I went for a walk today to break in the hiking boots I got for my trip to Utah. Two things came of it:

Seeing shells, seeing bottles,
I learn the hunter's mantra:
beer then deer.

Feet, lost in forest:
one of the few times
when I know where I am.

The folly of "private property" occurred to me over and over as I wandered through land owned by various people. It was all forest. There were no boundaries there, no marks of any human kind (except for 100 year old, crumbling stone walls). I saw deer, I saw squirrels, I saw dried up streams and lively green ponds. I never wanted to "own" any of it; that would destroy the very thing that made the land so special. I simply wished to exist there, in the chaotic nest of creation, the thriving circle of death and rebirth. More traditional faculties kicked in, however, when I heard the sounds of a person not too far off; it sounded like they were revving a bike or quad engine or using some kind of power tool. I headed in the opposite direction. I left nothing behind me and took nothing with me, yet technically, I was breaking a law. For existing. Laws are funny.

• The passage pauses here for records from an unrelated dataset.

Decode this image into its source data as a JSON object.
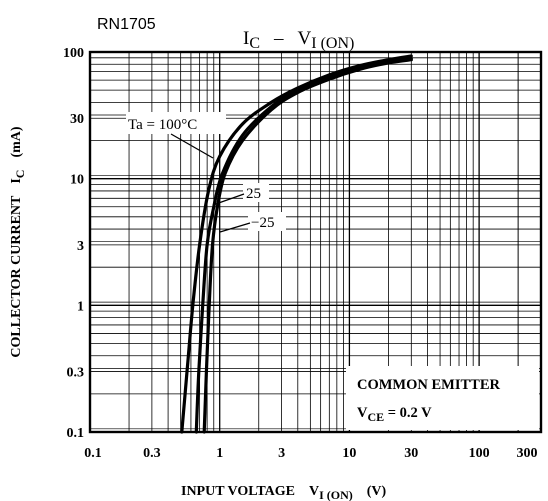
{
  "chart_data": {
    "type": "line",
    "part_number": "RN1705",
    "title": {
      "main": "I",
      "main_sub": "C",
      "dash": "–",
      "second": "V",
      "second_sub": "I (ON)"
    },
    "x_axis": {
      "label": "INPUT VOLTAGE",
      "symbol": "V",
      "symbol_sub": "I (ON)",
      "unit": "(V)",
      "scale": "log",
      "range": [
        0.1,
        300
      ],
      "ticks": [
        0.1,
        0.3,
        1,
        3,
        10,
        30,
        100,
        300
      ],
      "tick_labels": [
        "0.1",
        "0.3",
        "1",
        "3",
        "10",
        "30",
        "100",
        "300"
      ]
    },
    "y_axis": {
      "label": "COLLECTOR CURRENT",
      "symbol": "I",
      "symbol_sub": "C",
      "unit": "(mA)",
      "scale": "log",
      "range": [
        0.1,
        100
      ],
      "ticks": [
        0.1,
        0.3,
        1,
        3,
        10,
        30,
        100
      ],
      "tick_labels": [
        "0.1",
        "0.3",
        "1",
        "3",
        "10",
        "30",
        "100"
      ]
    },
    "grid": true,
    "series": [
      {
        "name": "Ta = 100°C",
        "points": [
          [
            0.51,
            0.1
          ],
          [
            0.56,
            0.3
          ],
          [
            0.62,
            1
          ],
          [
            0.7,
            3
          ],
          [
            0.82,
            8
          ],
          [
            1.0,
            15
          ],
          [
            1.5,
            27
          ],
          [
            2.5,
            40
          ],
          [
            4,
            52
          ],
          [
            7,
            66
          ],
          [
            12,
            78
          ],
          [
            20,
            87
          ],
          [
            30,
            93
          ]
        ]
      },
      {
        "name": "25",
        "points": [
          [
            0.66,
            0.1
          ],
          [
            0.69,
            0.3
          ],
          [
            0.74,
            1
          ],
          [
            0.8,
            3
          ],
          [
            0.9,
            6
          ],
          [
            1.05,
            11
          ],
          [
            1.5,
            22
          ],
          [
            2.5,
            37
          ],
          [
            4,
            50
          ],
          [
            7,
            63
          ],
          [
            12,
            75
          ],
          [
            20,
            84
          ],
          [
            30,
            89
          ]
        ]
      },
      {
        "name": "−25",
        "points": [
          [
            0.76,
            0.1
          ],
          [
            0.79,
            0.3
          ],
          [
            0.83,
            1
          ],
          [
            0.88,
            3
          ],
          [
            0.96,
            6
          ],
          [
            1.1,
            11
          ],
          [
            1.5,
            20
          ],
          [
            2.5,
            35
          ],
          [
            4,
            48
          ],
          [
            7,
            61
          ],
          [
            12,
            73
          ],
          [
            20,
            82
          ],
          [
            30,
            87
          ]
        ]
      }
    ],
    "annotations": [
      {
        "text": "Ta = 100°C",
        "series": "Ta = 100°C"
      },
      {
        "text": "25",
        "series": "25"
      },
      {
        "text": "−25",
        "series": "−25"
      }
    ],
    "info_box": {
      "line1": "COMMON EMITTER",
      "line2_symbol": "V",
      "line2_sub": "CE",
      "line2_rest": " = 0.2 V"
    },
    "legend_placement": "bottom-right"
  }
}
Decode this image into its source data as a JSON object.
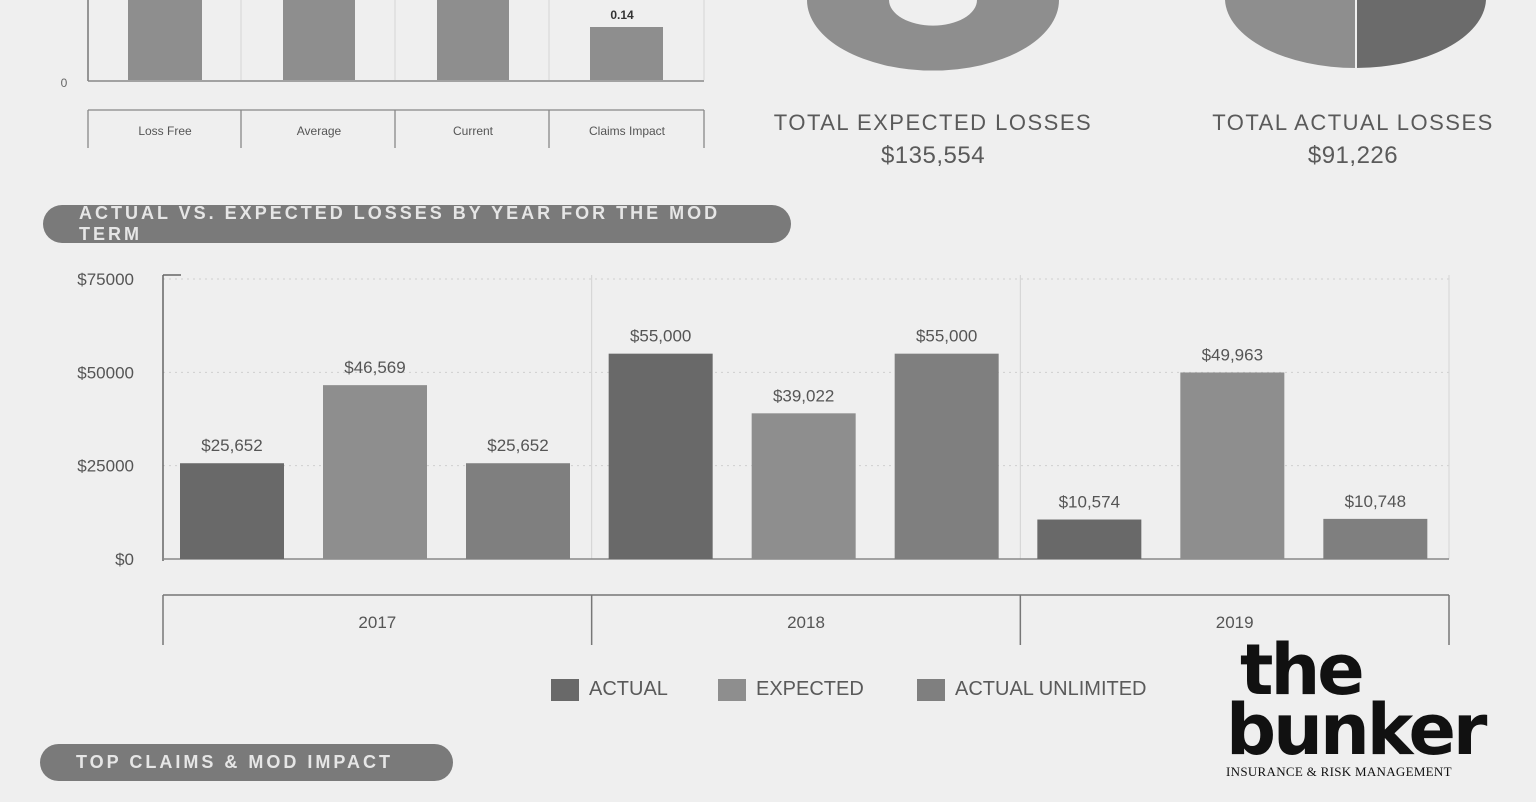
{
  "colors": {
    "actual": "#696969",
    "expected": "#8e8e8e",
    "actual_unlimited": "#7f7f7f",
    "pill": "#7a7a7a",
    "background": "#efefef"
  },
  "top_chart": {
    "y_zero_label": "0",
    "bar_label": "0.14",
    "categories": [
      "Loss Free",
      "Average",
      "Current",
      "Claims Impact"
    ]
  },
  "totals": {
    "expected": {
      "label": "TOTAL EXPECTED LOSSES",
      "value": "$135,554"
    },
    "actual": {
      "label": "TOTAL ACTUAL LOSSES",
      "value": "$91,226"
    }
  },
  "section_titles": {
    "actual_vs_expected": "ACTUAL VS. EXPECTED LOSSES BY YEAR FOR THE MOD TERM",
    "top_claims": "TOP CLAIMS & MOD IMPACT"
  },
  "chart_data": {
    "type": "bar",
    "categories": [
      "2017",
      "2018",
      "2019"
    ],
    "series": [
      {
        "name": "ACTUAL",
        "values": [
          25652,
          55000,
          10574
        ],
        "labels": [
          "$25,652",
          "$55,000",
          "$10,574"
        ]
      },
      {
        "name": "EXPECTED",
        "values": [
          46569,
          39022,
          49963
        ],
        "labels": [
          "$46,569",
          "$39,022",
          "$49,963"
        ]
      },
      {
        "name": "ACTUAL UNLIMITED",
        "values": [
          25652,
          55000,
          10748
        ],
        "labels": [
          "$25,652",
          "$55,000",
          "$10,748"
        ]
      }
    ],
    "ylim": [
      0,
      75000
    ],
    "yticks": [
      0,
      25000,
      50000,
      75000
    ],
    "ytick_labels": [
      "$0",
      "$25000",
      "$50000",
      "$75000"
    ],
    "grid": true,
    "legend": "bottom"
  },
  "logo": {
    "line1": "the",
    "line2": "bunker",
    "tagline": "INSURANCE & RISK MANAGEMENT"
  }
}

I went to a book fair this morning and found the only three books that weren't about monotheism in the religion section; of them, I bought a historical look at buddhist development ("The Buddhist Tradition") and a collection of Zen stories ("Zen Flesh, Zen Bones"). The other book was about all the religions of India; it didn't particularly interest me. I also found a collection of Haikus (mostly Japanese) in the poetry section, so I've been playing with haikus in my head all day.

My uncle came over for dinner and I watched sports with him and my father. I don't typically watch sports, but I thought I'd try it today so I could be with family. By the end of the game I was even rooting for a side (Not wanting to spoil it, I didn't divulge my philosophy on sports: that every team is logically equivalent since players and coaches are swapped around incessantly) along with my dad and uncle. That side lost by a point.